The goal of the third “P,” which is for health promotion, is to promote risk reduction for the health problems associated with accelerated aging that may arise in cancer survivors, said Dr. Ganz.

Health promotion strategies include maintaining a healthy weight, increasing physical activity, and avoiding harmful exposures, she said. Healthy lifestyle interventions can also reduce the risk of other chronic diseases such as diabetes and heart disease.

To that end, Dr. Ganz outlined several behavioral interventions that may mitigate the effects of cancer treatment on the accelerated aging process, including stress reduction in the form of meditation or yoga, cognitive behavioral therapy, improving sleep, increasing physical activity, reducing obesity, and decreasing tobacco and alcohol use. These interventions may help reduce inflammation and promote tissue repair and healing.

For cancer survivors, the life span may be longer than the health span, and these patients may benefit from an integrated model of care, with systematic screening and consolidated appointments, rather than a fragmented model in which departments and referrals are siloed, which may result in conflicting advice or redundancy, said Dr. Ganz.
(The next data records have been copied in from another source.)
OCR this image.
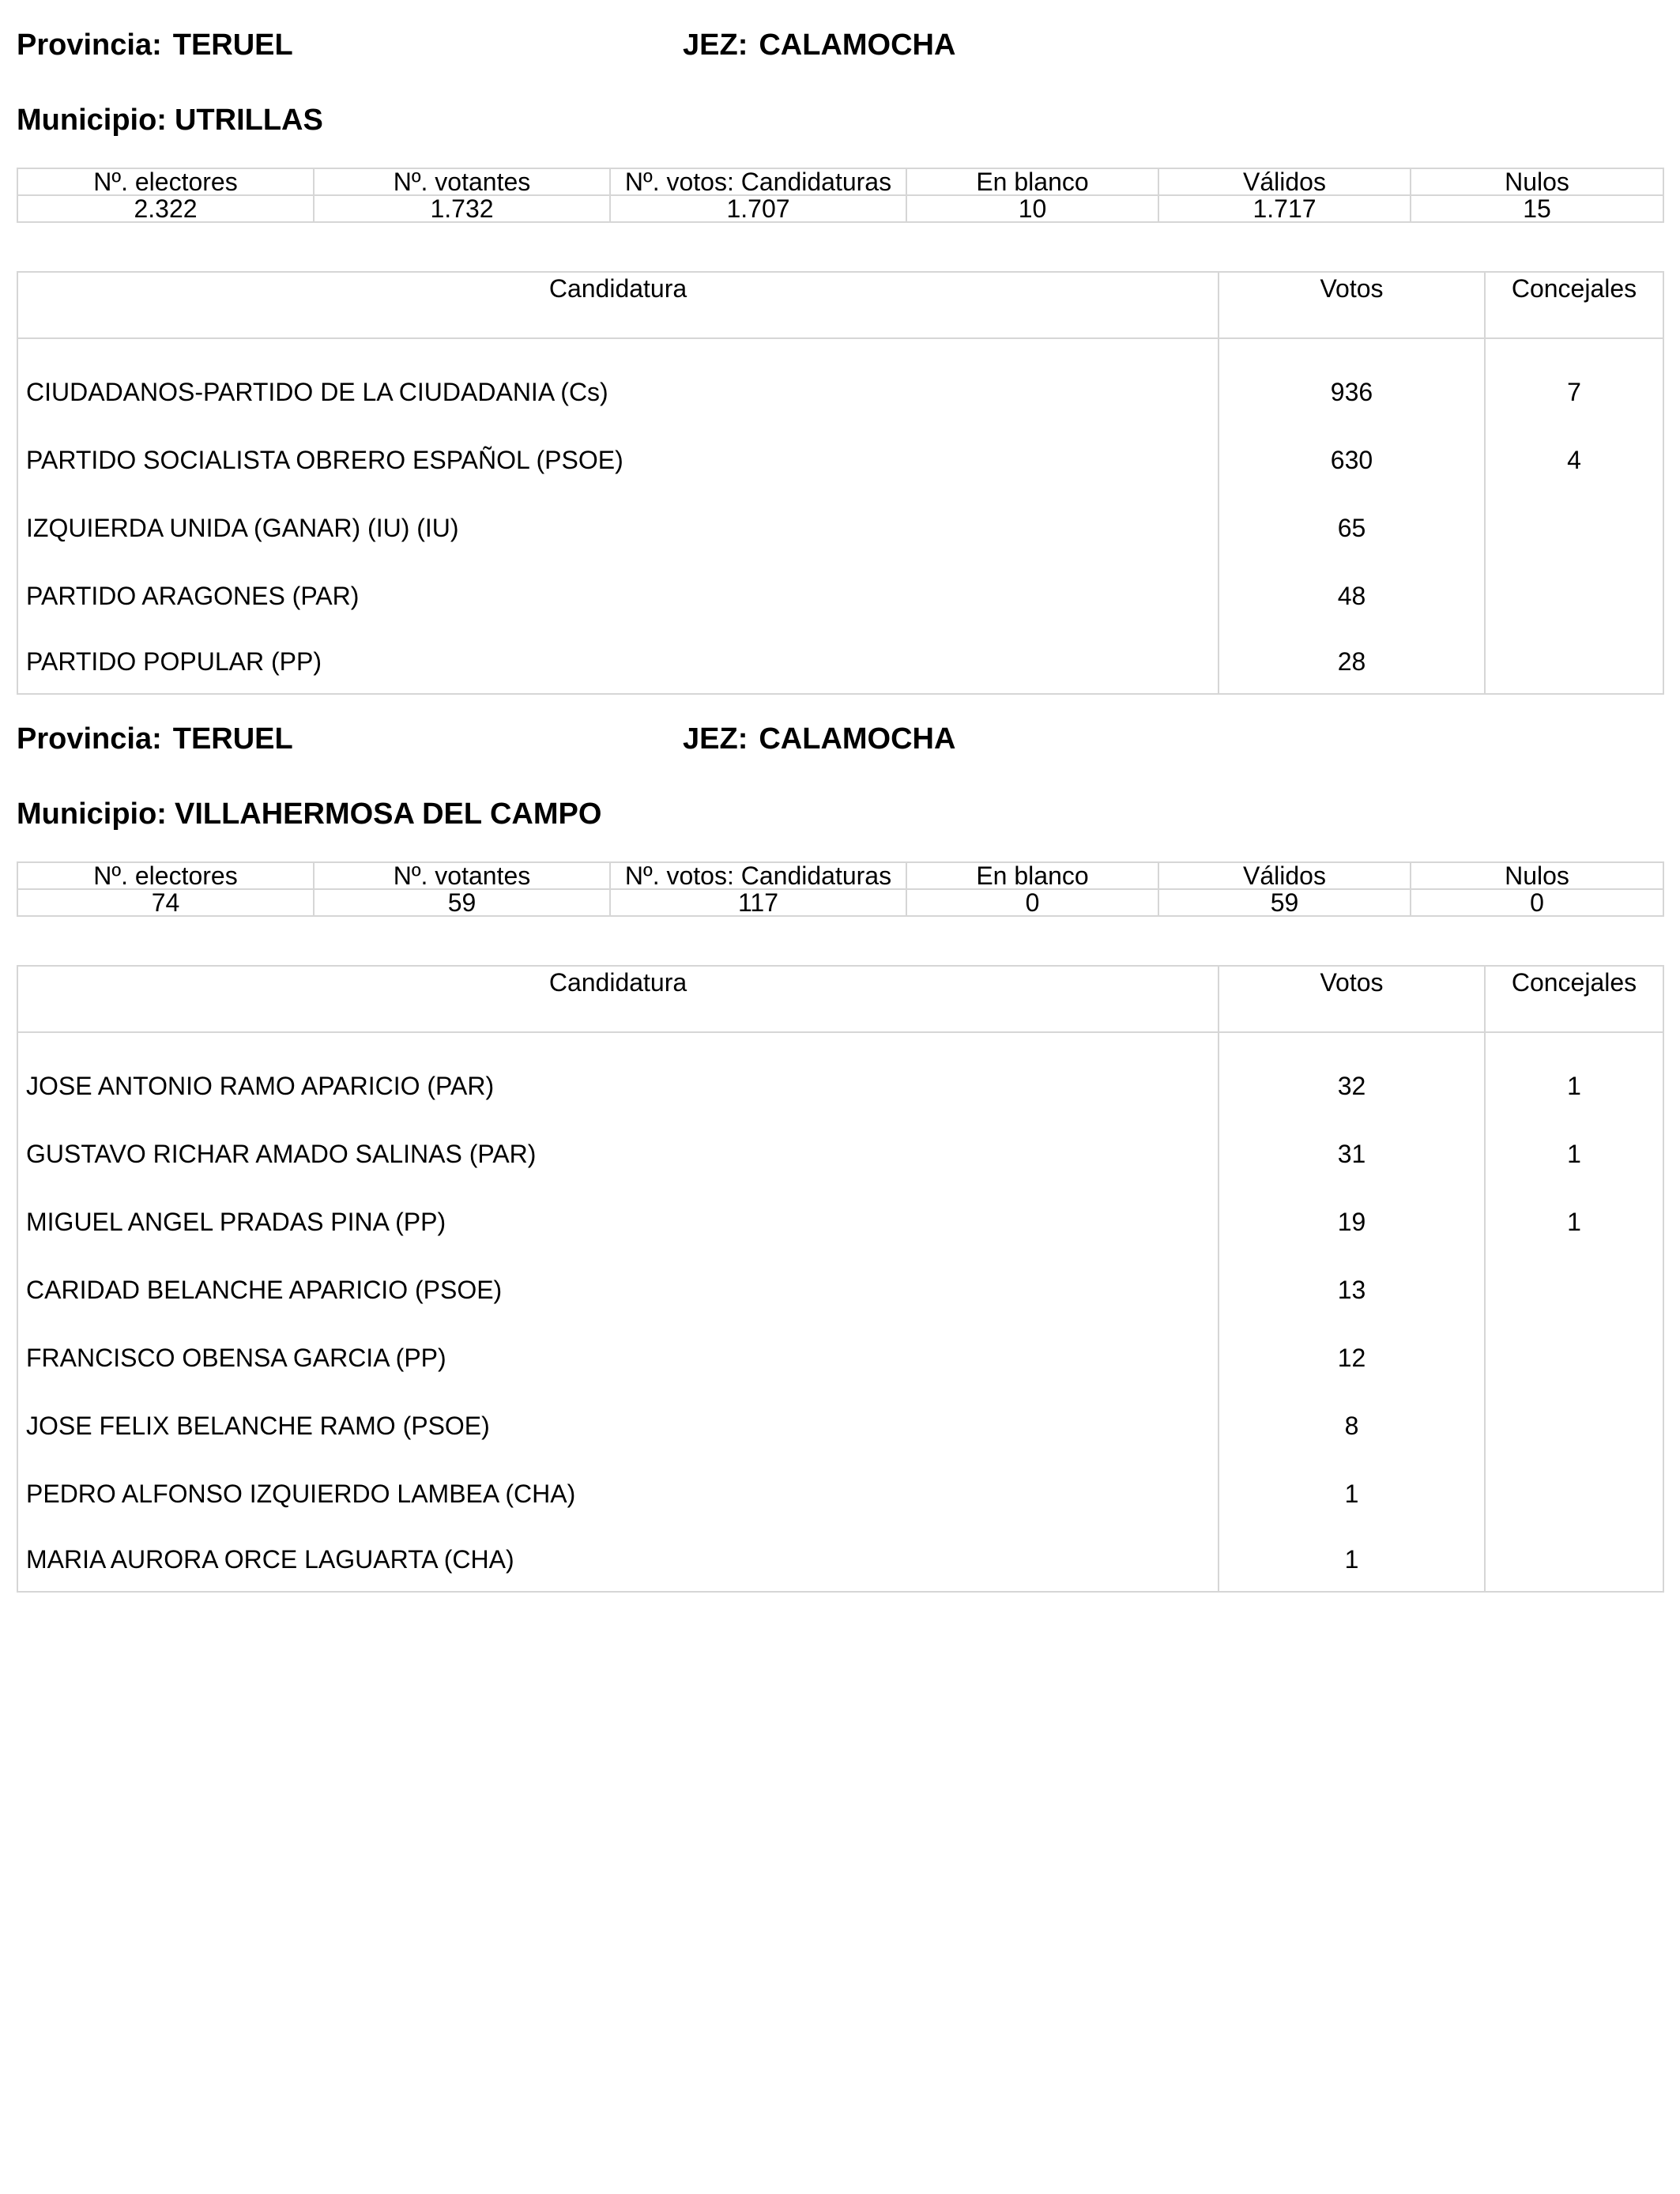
Provincia: TERUEL	JEZ: CALAMOCHA
Municipio: UTRILLAS
Nº. electores	Nº. votantes	Nº. votos: Candidaturas	En blanco	Válidos	Nulos
2.322	1.732	1.707	10	1.717	15
Candidatura	Votos	Concejales

CIUDADANOS-PARTIDO DE LA CIUDADANIA (Cs)	936	7
PARTIDO SOCIALISTA OBRERO ESPAÑOL (PSOE)	630	4
IZQUIERDA UNIDA (GANAR) (IU) (IU)	65	
PARTIDO ARAGONES (PAR)	48	
PARTIDO POPULAR (PP)	28	
Provincia: TERUEL	JEZ: CALAMOCHA
Municipio: VILLAHERMOSA DEL CAMPO
Nº. electores	Nº. votantes	Nº. votos: Candidaturas	En blanco	Válidos	Nulos
74	59	117	0	59	0
Candidatura	Votos	Concejales

JOSE ANTONIO RAMO APARICIO (PAR)	32	1
GUSTAVO RICHAR AMADO SALINAS (PAR)	31	1
MIGUEL ANGEL PRADAS PINA (PP)	19	1
CARIDAD BELANCHE APARICIO (PSOE)	13	
FRANCISCO OBENSA GARCIA (PP)	12	
JOSE FELIX BELANCHE RAMO (PSOE)	8	
PEDRO ALFONSO IZQUIERDO LAMBEA (CHA)	1	
MARIA AURORA ORCE LAGUARTA (CHA)	1	
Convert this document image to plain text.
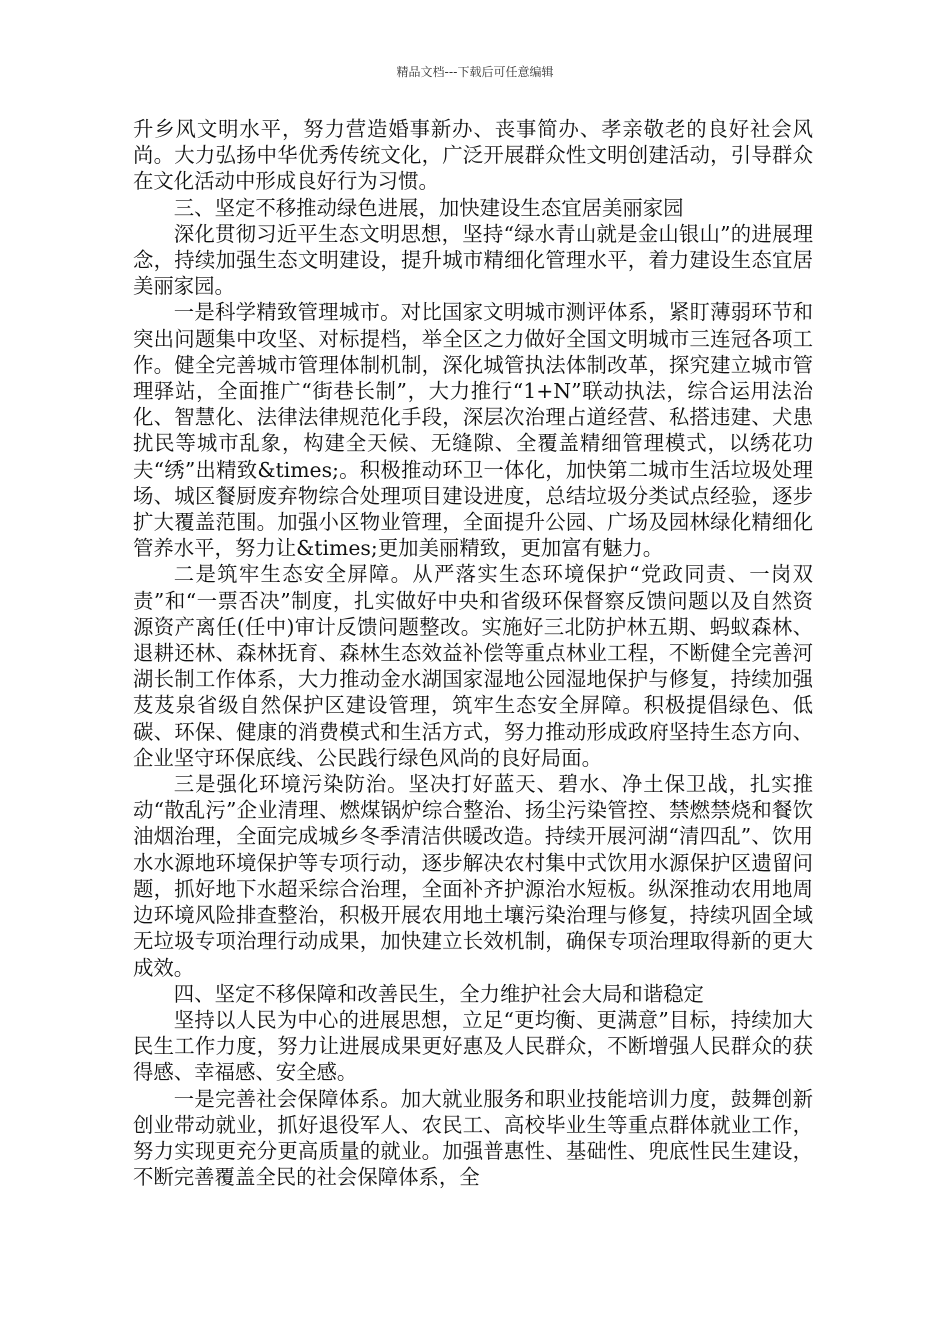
精品文档---下载后可任意编辑

升乡风文明水平，努力营造婚事新办、丧事简办、孝亲敬老的良好社会风尚。大力弘扬中华优秀传统文化，广泛开展群众性文明创建活动，引导群众在文化活动中形成良好行为习惯。

三、坚定不移推动绿色进展，加快建设生态宜居美丽家园

深化贯彻习近平生态文明思想，坚持“绿水青山就是金山银山”的进展理念，持续加强生态文明建设，提升城市精细化管理水平，着力建设生态宜居美丽家园。

一是科学精致管理城市。对比国家文明城市测评体系，紧盯薄弱环节和突出问题集中攻坚、对标提档，举全区之力做好全国文明城市三连冠各项工作。健全完善城市管理体制机制，深化城管执法体制改革，探究建立城市管理驿站，全面推广“街巷长制”，大力推行“1+N”联动执法，综合运用法治化、智慧化、法律法律规范化手段，深层次治理占道经营、私搭违建、犬患扰民等城市乱象，构建全天候、无缝隙、全覆盖精细管理模式，以绣花功夫“绣”出精致&times;。积极推动环卫一体化，加快第二城市生活垃圾处理场、城区餐厨废弃物综合处理项目建设进度，总结垃圾分类试点经验，逐步扩大覆盖范围。加强小区物业管理，全面提升公园、广场及园林绿化精细化管养水平，努力让&times;更加美丽精致，更加富有魅力。

二是筑牢生态安全屏障。从严落实生态环境保护“党政同责、一岗双责”和“一票否决”制度，扎实做好中央和省级环保督察反馈问题以及自然资源资产离任(任中)审计反馈问题整改。实施好三北防护林五期、蚂蚁森林、退耕还林、森林抚育、森林生态效益补偿等重点林业工程，不断健全完善河湖长制工作体系，大力推动金水湖国家湿地公园湿地保护与修复，持续加强芨芨泉省级自然保护区建设管理，筑牢生态安全屏障。积极提倡绿色、低碳、环保、健康的消费模式和生活方式，努力推动形成政府坚持生态方向、企业坚守环保底线、公民践行绿色风尚的良好局面。

三是强化环境污染防治。坚决打好蓝天、碧水、净土保卫战，扎实推动“散乱污”企业清理、燃煤锅炉综合整治、扬尘污染管控、禁燃禁烧和餐饮油烟治理，全面完成城乡冬季清洁供暖改造。持续开展河湖“清四乱”、饮用水水源地环境保护等专项行动，逐步解决农村集中式饮用水源保护区遗留问题，抓好地下水超采综合治理，全面补齐护源治水短板。纵深推动农用地周边环境风险排查整治，积极开展农用地土壤污染治理与修复，持续巩固全域无垃圾专项治理行动成果，加快建立长效机制，确保专项治理取得新的更大成效。

四、坚定不移保障和改善民生，全力维护社会大局和谐稳定

坚持以人民为中心的进展思想，立足“更均衡、更满意”目标，持续加大民生工作力度，努力让进展成果更好惠及人民群众，不断增强人民群众的获得感、幸福感、安全感。

一是完善社会保障体系。加大就业服务和职业技能培训力度，鼓舞创新创业带动就业，抓好退役军人、农民工、高校毕业生等重点群体就业工作，努力实现更充分更高质量的就业。加强普惠性、基础性、兜底性民生建设，不断完善覆盖全民的社会保障体系，全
Looking ahead, more research is needed to explore models of care delivery, as requirements for survivor care will vary among patients and care settings, Dr. Ganz said.

However, regardless of setting, treatment plans and shared decision-making can help reduce potential long-term or late-emerging effects, she said. Developing a survivorship care plan can help patients learn how to enhance their recovery.

During a question and answer session, Dr. Ganz was asked about whether hormone therapy could be used for patients with hormone negative breast cancer. “I think vaginal estrogen can be used if someone is on tamoxifen,” she said. However, “we need to be cautious” in case there are remaining estrogen positive cells, in order to avoid potential metastases, and use of hormone therapy in breast cancer survivors is an individualized decision based in part on quality of life.
 

Engaging a patient’s partner early can be helpful

If possible, engage the patient’s partner in survivorship discussions, said Luzia Travado, PhD, head of psycho-oncology at the Champalimaud Foundation, Lisbon, who presented on the topic of sexuality and commented on survivorship during the discussion. For those women with partners, engaging the partner early in treatment often means they are more likely to play a larger role in the post treatment and long term by providing stability and emotional support.

“Make sure partners are engaged and understand that they have a role, and that this role is valued,” she said. Unfortunately, there are a lot of divorced women with breast cancer, as the disease can take a toll on relationships. However, remember “sexuality is not just sex; it is caring, loving, and intimacy.”

“To end on a positive note, it is important to empower patients, and to give them self-management skills so they can make things even better in their survivorship,” said Dr. Ganz. In spite of discussing difficulties and challenges, one of the goals of the session was to offer potential solutions and answers.

Dr. Ganz disclosed serving as editor of the cancer survivorship section on Up-to-Date, and serving as a consultant for Blue Note Therapeutics, GRAIL, InformedDNA, and Roche-Genentech. Dr. Travado had no relevant financial conflicts to disclose.